Pada awalnya, terdapat dua alasan utama yang diargumenkan oleh sarjana Indonesia sebagai sebab meningkatnya keislaman di dalam konten televisi komersial di Indonesia. Yang pertama, pandangan bahwa industri televisi, dengan logika kapitalisme pasarnya, telah melakukan komodifikasi atas nilai-nilai Islam (Sasono, 2005). Hal ini mengarah ke reduksi ajaran agama, yang berpotensi membodohi penonton. Pandangan yang kedua, bahwa televisi komersial telah menyediakan ruang dakwah baru (Darmawan dan Armando, 2008). Sehingga, televisi memberikan kesempatan bagi sarjana Muslim untuk menjangkau khalayak yang lebih luas dibandingkan lingkungan pesantren yang merupakan basis jamaah primer mereka.

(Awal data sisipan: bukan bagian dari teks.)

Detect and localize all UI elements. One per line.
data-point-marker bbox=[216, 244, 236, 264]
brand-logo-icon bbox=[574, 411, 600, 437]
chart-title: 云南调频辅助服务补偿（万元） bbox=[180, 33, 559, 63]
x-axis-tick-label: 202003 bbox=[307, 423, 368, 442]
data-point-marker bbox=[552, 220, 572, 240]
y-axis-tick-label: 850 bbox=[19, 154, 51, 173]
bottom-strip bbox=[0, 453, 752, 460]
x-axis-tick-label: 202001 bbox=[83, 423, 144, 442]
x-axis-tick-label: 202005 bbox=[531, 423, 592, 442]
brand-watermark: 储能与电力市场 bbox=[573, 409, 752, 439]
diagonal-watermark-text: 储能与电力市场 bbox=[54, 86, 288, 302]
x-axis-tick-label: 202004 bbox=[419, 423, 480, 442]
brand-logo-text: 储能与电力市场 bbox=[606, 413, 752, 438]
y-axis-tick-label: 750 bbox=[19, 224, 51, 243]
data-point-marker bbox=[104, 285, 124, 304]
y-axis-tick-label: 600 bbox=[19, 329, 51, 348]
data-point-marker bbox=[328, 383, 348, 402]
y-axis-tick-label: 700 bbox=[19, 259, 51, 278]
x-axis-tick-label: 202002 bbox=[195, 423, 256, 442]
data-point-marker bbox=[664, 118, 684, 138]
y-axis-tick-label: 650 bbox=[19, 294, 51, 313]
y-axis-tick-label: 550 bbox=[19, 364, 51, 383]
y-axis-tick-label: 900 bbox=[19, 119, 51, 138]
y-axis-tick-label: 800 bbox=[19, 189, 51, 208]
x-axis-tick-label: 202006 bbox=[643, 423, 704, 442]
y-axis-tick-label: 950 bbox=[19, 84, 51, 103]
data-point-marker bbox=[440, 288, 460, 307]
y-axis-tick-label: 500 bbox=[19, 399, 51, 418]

Ketika melakukan studi atas muatan tayangan bertema Islam, saya menemukan bahwa kedua pandangan ini tidaklah bertentangan. Dengan mengambil kasus sinetron religi misalnya, sejak tahun 2003 hingga 2005, penonton Indonesia dibanjiri gambar-gambar tokoh antagonis, yang juga merupakan Muslim yang kehilangan arah, yang tubuhnya dimakan belatung. Contohnya adalah sinetron Rahasia Ilahi (TPI, 2003) dan Hidayah (Trans TV, 2005). Ketika tren sinetron tersebut menurun, naiklah tren sinetron religi percintaan yang dipicu oleh keberhasilan film Ayat-ayat Cinta (MD Entertainment, 2008). Lazimnya sinetron percintaan merupakan kisah cinta dua tokoh menuju pelaminan. Kedua jenis sinetron religi ini menerima kritik dan pujiannya masing-masing. Sinetron Rahasia Ilahi dipuji oleh Hizbut Tahrir sebagai angin segar (Taufiqurrahman, 2005), dan film Ayat-ayat Cinta dipuji Din Syamsudin sebagai alternatif Islam damai, terutama karena isu terorisme pada saat itu (van Heeren, 2008). Meskipun secara umum keduanya dilihat sebagai upaya pihak industri televisi untuk menarik keuntungan dari perkembangan kesalehan Islam di masyarakat urban Indonesia, pihak-pihak ini merasa bahwa hal-hal baik terbawa bersama dengan naiknya popularitas tayangan bertema Islam di televisi.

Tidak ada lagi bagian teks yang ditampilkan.